La pathologie déclarée a été prise en charge au titre de la législation sur les risques professionnels par la CAISSE PRIMAIRE D’ASSURANCE MALADIE (CPAM) de Maine-et-Loire, qui a notifié à la société BLANDIN FONTENEAU, par courrier du 8 novembre 2023, la décision attribuant à monsieur, [O] un taux d’incapacité permanente (IPP) de 10%, la notification indiquant « Forme micronodulaire étendue d’une pneumoconiose à réparation spéciale ».
Par courrier du 27 décembre 2023, la société EIFFAGE CONSTRUCTION PAYS DE LA LOIRE a saisi la commission médicale de recours amiable (CMRA) afin de contester la décision de la CPAM ayant attribué à monsieur, [O] un taux d’incapacité permanente partielle de 10% à compter du 29 juin 2022.
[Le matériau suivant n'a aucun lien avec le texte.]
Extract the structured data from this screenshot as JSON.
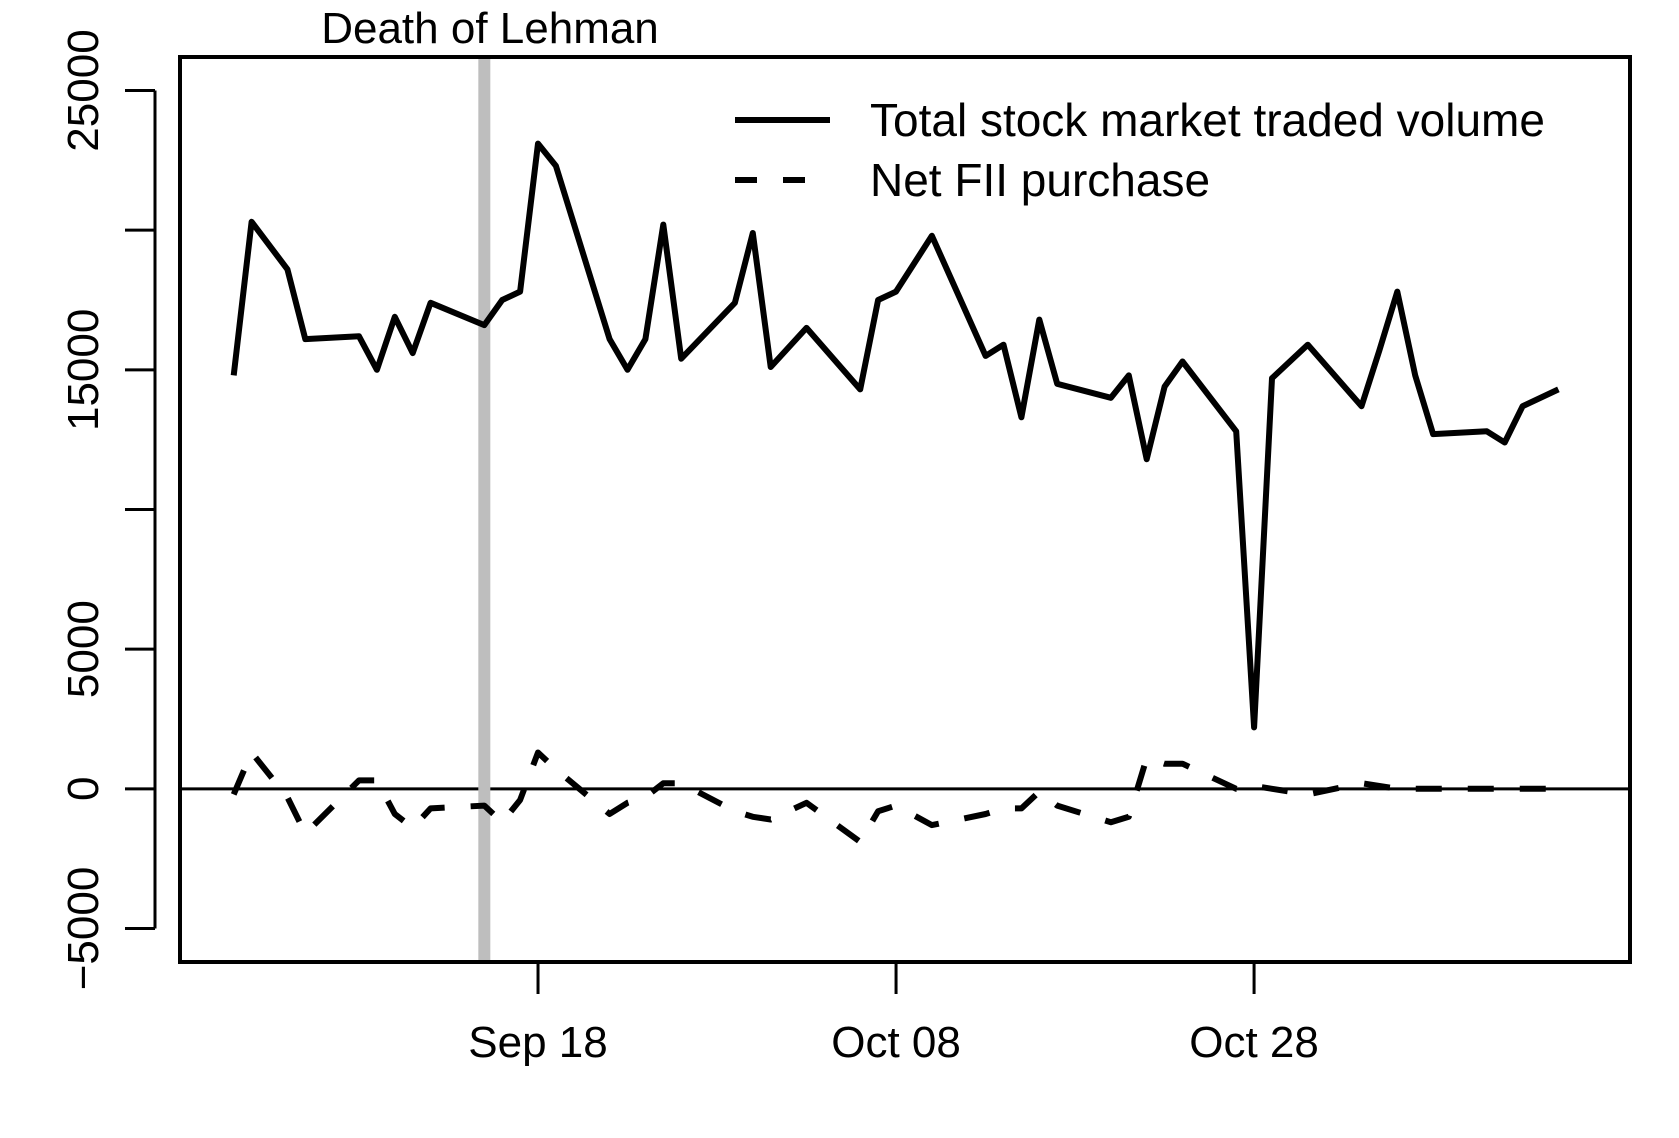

Par courrier du 7 mai 2024, la CPAM a notifié à la société EIFFAGE CONSTRUCTION PAYS DE LA LOIRE la décision de la CMRA, prise lors de sa séance du 18 avril 2024, confirmant le taux d’IPP de 10% attribué à monsieur, [O].
Par requête réceptionnée le 13 juin 2024, la société EIFFAGE CONSTRUCTION PAYS DE LA LOIRE a saisi le pôle social du tribunal judiciaire de Nantes aux fins de contester le taux d’IPP de 10% attribué à monsieur, [O].
Les parties ont été convoquées à l’audience qui s’est tenue le 19 novembre 2025 devant le pôle social du tribunal judiciaire de Nantes.
L’affaire a fait l’objet d’un renvoi à l’audience du 11 février 2026 au cours de laquelle le Docteur, [M] a été désigné en qualité de médecin expert pour donner son avis sur le taux d’IPP de monsieur, [O].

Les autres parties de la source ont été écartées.